John Riordan |
En 1770, Mirabeau écrivait : "La civilisation d'un peuple est l'adoucissement de ses meurs, l'urbanité, la politesse". Cette croyance très répandue constitue le fond de l'argumentaire de vente de nos démocraties. Pourtant en 1939 Simone Weil notait déjà qu'un état peut être "extrêmement civilisé, mais bassement civilisé" et surtout que "lorsqu'un groupement humain se croit porteur de civilisation, cette croyance même le fera succomber à la première occasion qui pourra se présenter à lui d'agir en barbare".
En effet, si la violence accomplit d'un coup ce que la raison et la délibération empêcheront toujours : faire plier tout le monde sans discussion (p47), alors pourquoi s'en passer ?
François Cusset remarque que dans le grand virage néolibéral des années 80, "La violence qui est la sage femme de l'histoire" s'est vue désavouée, exorcisée. Toute forme de révolte politique directe et active s'est retrouvée disqualifiée stratégiquement et réprimée policièrement. Partout on a rendu les armes, désavoué la violence, et fait le deuil de la violence politique avec ce qu'il suppose d'oubli, de mélancolie et d'abjuration (p203)

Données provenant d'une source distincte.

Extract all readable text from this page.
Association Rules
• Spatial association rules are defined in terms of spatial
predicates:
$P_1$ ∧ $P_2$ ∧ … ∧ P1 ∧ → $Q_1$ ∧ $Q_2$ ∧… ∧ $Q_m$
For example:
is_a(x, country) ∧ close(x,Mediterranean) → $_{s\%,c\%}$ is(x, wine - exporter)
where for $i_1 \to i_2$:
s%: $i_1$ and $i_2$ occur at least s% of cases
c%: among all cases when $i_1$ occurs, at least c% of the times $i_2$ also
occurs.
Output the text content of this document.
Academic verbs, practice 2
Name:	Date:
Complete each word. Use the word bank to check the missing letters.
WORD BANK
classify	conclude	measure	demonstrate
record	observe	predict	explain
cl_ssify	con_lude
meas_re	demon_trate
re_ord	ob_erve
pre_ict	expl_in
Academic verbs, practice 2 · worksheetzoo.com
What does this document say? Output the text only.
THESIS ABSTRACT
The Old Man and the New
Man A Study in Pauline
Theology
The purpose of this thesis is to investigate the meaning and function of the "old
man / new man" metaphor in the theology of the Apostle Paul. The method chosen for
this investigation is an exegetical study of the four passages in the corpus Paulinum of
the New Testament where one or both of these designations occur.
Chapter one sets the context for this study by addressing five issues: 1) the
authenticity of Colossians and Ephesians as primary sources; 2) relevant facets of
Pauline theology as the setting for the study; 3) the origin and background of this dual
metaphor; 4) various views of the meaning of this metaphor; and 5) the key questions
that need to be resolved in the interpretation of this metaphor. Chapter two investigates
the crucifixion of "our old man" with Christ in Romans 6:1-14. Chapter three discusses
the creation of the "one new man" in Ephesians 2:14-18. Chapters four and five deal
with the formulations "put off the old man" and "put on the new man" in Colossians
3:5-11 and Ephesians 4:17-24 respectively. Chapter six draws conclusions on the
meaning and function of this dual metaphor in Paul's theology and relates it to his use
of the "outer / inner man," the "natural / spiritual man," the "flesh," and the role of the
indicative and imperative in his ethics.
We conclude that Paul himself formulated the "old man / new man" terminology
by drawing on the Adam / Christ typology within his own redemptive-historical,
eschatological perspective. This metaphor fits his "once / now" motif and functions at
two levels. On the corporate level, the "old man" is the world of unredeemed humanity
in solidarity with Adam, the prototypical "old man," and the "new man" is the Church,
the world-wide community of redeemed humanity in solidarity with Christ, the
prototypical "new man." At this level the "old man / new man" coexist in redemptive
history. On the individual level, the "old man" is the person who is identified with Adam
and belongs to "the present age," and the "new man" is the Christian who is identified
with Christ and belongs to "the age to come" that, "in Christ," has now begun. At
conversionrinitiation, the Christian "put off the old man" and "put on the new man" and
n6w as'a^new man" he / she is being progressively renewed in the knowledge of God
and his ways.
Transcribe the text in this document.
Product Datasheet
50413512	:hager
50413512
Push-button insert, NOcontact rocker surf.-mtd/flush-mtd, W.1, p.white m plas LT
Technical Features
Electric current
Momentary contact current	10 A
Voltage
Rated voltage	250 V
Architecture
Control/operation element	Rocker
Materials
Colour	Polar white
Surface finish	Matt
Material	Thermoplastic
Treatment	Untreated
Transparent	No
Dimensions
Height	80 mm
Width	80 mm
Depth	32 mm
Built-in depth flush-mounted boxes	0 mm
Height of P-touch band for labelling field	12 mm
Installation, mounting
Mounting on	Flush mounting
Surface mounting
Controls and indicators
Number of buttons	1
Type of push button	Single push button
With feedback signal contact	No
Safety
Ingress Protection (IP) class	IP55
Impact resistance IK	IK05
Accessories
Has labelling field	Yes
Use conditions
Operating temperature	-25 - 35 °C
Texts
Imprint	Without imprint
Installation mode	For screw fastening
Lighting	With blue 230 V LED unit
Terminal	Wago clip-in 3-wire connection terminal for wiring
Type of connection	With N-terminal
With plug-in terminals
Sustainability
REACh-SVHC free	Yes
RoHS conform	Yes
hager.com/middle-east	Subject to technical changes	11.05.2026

Ce qui domine aujourd'hui dans notre société, c'est, d'un côté l'hypersensibilité à la violence, la chute du seuil admissible de violence interpersonnelle, et de l'autre côté, indissociablement, l'acceptation indifférente de la violence de masse (sans-abris, demandeurs d'asile, licenciements etc).
La violence est désormais dissimulée, un peu comme l'est celle de la mise à mort industrielle de l'animal dont la viande sous vide de nos rayons de supermarché ne porte plus aucune trace (p73).
D'autre part la violence est devenue systémique dans le sens où elle traverse et s'inscrit au cœur de l'ensemble de nos structures économiques, sociales et de nos dispositions affectives.
(p88) La finance, qui coiffe le système économique mondial est littéralement une structure, l'architecture même de la société mondiale, au double sens de plan abstrait et de lieu où l'on vit . Les flux du capital, dans leur opacité, dictent une partie des lois et, par le relais de l'état, la conduite d'institutions majeures qui répondaient autrefois à des logiques partiellement autonomes - biaisées peut être , mais pas avant tout par la règle comptable.
(p82) L'impératif comptable d'optimisation de rentabilisation du temps est à l'origine de la violence systémique. La violence ponctuelle, non systémique, est celle qui voit surgir un drame dans le temps ordinaire qu'elle déchire soudain. La violence systémique elle, est la colonisation systématique du temps . L'obligation intériorisée de faire mieux, plus vite, moins cher, plus d'argent, moins d'attente. La fin du vide. Cette violence là n'explose pas; elle s'approprie le temps, surcharge l'atmosphère, l'électrise sans répit. C'est bien en s'exerçant sur le temps, à même la durée effectivement vécue, que la violence du pouvoir devient systémique.
La violence systémique est surtout celle des règles et des structures. Elle parait être sans cause et sans volonté propre et détruit des vies sans qu'on puisse la localiser ni l'imputer à un ennemi précis. Elle est une ambiance, comme dans une séance de spiritisme ou dans un concert, une sorte d'envoûtement des choses les unes par les autres.
p99) La mondialisation a permis d'étendre et d'harmoniser les règles favorables aux multinationales et aux grands argentiers, pendant que les avocats internationaux profitaient des vides juridiques entre états pour faire autoriser ici ou là les pratiques de délocalisation, de dumping social ou d'évasion fiscale.
p132) De nos jours le monopole de la violence légitime n'appartient plus à l'état, ou plus seulement, mais au capital et à sa domination systémique. L'état qui pendant plus de trois siècles a policé les sociétés n'est plus chargé que de la police*.
Aujourd'hui, c'est le marché qui s'occupe de policer et de civiliser les peuples et de les dé-civiliser.
Ozias
* à ce sujet la déclaration que le ministre de l'intérieur vient de faire au sujet des casseurs est significative :
«Si on veut garder demain le droit de manifester, qui est une liberté fondamentale, il faut que les personnes qui veulent exprimer leur opinion puissent s’opposer aux casseurs et ne pas, par leur passivité, être complices de ce qui se passe.»